4. LOCALにしても内部でサーバレスに接続しようとする
クライアントを LOCAL モードで初期化できたので、
ついに Python 関数を Unity Catalog にデプロイできると思い、次を実行した。
python_tool_uc_info = client.create_python_function(
func=calculate_math_expression,
catalog='main',
schema=dbName,
replace=True
)
create_python_function() は、Python 関数を External Python Function として
Unity Catalog に登録するメソッド。
ところが、ここでまた最初と同じエラーが発生する。
PERMISSION_DENIED: Cannot access Spark Connect.
スタックトレースをよく確認すると、
create_python_function() の内部で呼ばれる
DatabricksFunctionClient.set_spark_session() → initialize_spark_session() の中で
SparkSession.builder.serverless(True)
が選択されていることが分かった。
つまり、たとえこちらが execution_mode=LOCAL を指定していても、
関数を UC にデプロイする処理だけは “Serverless Spark 用のセッション” を前提に動くコードパスになっている。
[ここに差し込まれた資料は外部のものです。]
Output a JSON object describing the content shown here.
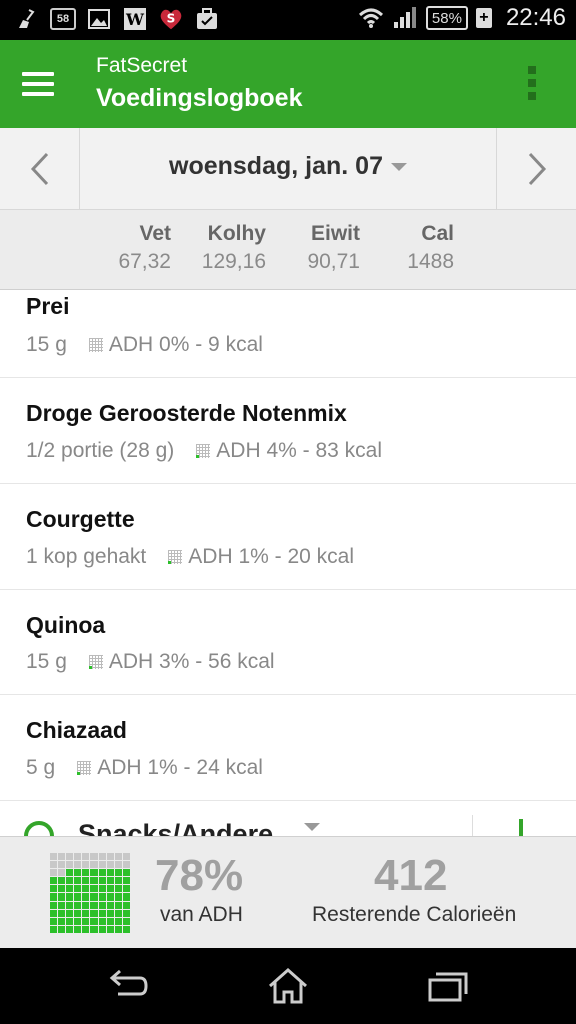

このため、ワークスペース側に Serverless Runtime / Spark Connect が存在しない場合は、
内部的に Serverless への接続を試みた時点で必ず落ちる。
結論として、
- External Python Function(UC Python Function)は
Serverless Spark 上での実行が前提の仕組み - そのため、 VM ベースのクラスタ(Personal Compute / Shared Compute)だけの環境ではデプロイできない
という仕様であることがわかった。
まとめ
今回、Databricks の RAG エージェントを作成しようとする中で、
Unity Catalog の External Python Function(UC Python Function)をデプロイできない問題にぶつかった。
最初は「権限の問題?」「Classic Compute の制約?」と考えていたが、
サーバレスコンピュートとリージョンに強く依存する機能だったことが分かった。
今回の検証で得たポイントは次の通り。
- Unity Catalog External Python Function は Serverless Spark 前提で設計されている
- Databricks の機能は リージョン × SKU × Runtime に強く制約される
- なかでも Serverless 系機能はリージョン依存が特に大きい
- Japan West では Serverless 自体が未対応のため、ワークスペースの配置が重要
- 単純な権限設定の問題ではなく、“そもそも Workspace に機能が存在しない” というケースがある
そのため、Databricks の AI エージェントや UC Functions を使う際は、まず最初に
- 対応リージョンか?
- SKU は Premium 以上か?
- Serverless Runtime が UI に表示されているか?
などを確認することが、トラブル回避に重要だと実感した。